SunSport downplayed the chances of an appointment because he would rather manage a team that challenges for titles, than pick up the pieces of a side currently second from bottom in the Premier League.
It is hard to discern dreams from reality but the fact remains that Newcastle’s aim this season is to stay up. 17th or above – ironically this season it’d be celebrated when before it was seen as a limit of the club’s ambition.
Conte’s credentials need no explaining and his standing in the game is impeccable at the moment. Any club in the world would appoint him if they had the chance, excluding the romantics out there who favour the recent trend of appointing team icons instead.
He doesn’t stay in a job very long history has shown so perhaps it would be a short-term option. But such disputes have come when his ambition conflicts with the owners and money doesn’t appear to be a problem anymore.
For example at Inter, he left because of the financial difficulties surrounding majority owner, Suning.

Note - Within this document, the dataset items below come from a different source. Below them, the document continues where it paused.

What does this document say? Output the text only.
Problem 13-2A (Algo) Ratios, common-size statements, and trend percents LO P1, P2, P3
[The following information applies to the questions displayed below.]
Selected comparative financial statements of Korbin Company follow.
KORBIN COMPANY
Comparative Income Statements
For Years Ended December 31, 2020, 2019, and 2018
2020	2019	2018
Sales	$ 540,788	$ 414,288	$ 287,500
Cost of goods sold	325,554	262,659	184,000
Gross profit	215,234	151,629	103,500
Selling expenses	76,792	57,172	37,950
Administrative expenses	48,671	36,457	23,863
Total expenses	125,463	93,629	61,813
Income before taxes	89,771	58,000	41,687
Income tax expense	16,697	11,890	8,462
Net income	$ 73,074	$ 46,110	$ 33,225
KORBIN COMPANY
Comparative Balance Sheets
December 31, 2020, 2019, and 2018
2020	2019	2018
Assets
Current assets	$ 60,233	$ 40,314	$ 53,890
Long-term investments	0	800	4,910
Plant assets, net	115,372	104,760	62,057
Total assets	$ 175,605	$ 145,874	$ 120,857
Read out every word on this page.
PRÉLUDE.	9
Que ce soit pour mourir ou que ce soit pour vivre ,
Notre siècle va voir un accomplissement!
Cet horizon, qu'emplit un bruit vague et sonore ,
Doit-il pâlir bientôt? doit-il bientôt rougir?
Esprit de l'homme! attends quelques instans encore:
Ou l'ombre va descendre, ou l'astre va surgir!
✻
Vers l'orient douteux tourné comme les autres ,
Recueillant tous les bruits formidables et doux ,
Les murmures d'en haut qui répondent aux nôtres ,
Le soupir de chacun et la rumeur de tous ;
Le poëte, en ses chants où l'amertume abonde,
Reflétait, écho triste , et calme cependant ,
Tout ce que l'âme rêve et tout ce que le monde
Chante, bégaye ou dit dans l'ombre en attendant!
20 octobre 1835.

Because they cannot fund the club because of woeful finances from the pandemic – their Chinese club Jiangsu F.C folded in February despite lifting the Chinese Super League a few months earlier – a fire sale was needed to keep the club afloat.
His pride and his ambition would sit will with the new Newcastle board and he has proven that he can turn a club around but maybe it’s too early to anticipate leading names like Conte.
Verdict: Too soon – but if the board follow through on their aims supposedly to win the Premier League within a decade, who knows?
Whatever path the consortium hope to take, the managerial situation is bound to be both exciting and relieving for a fanbase who quite vocally demands immediate change.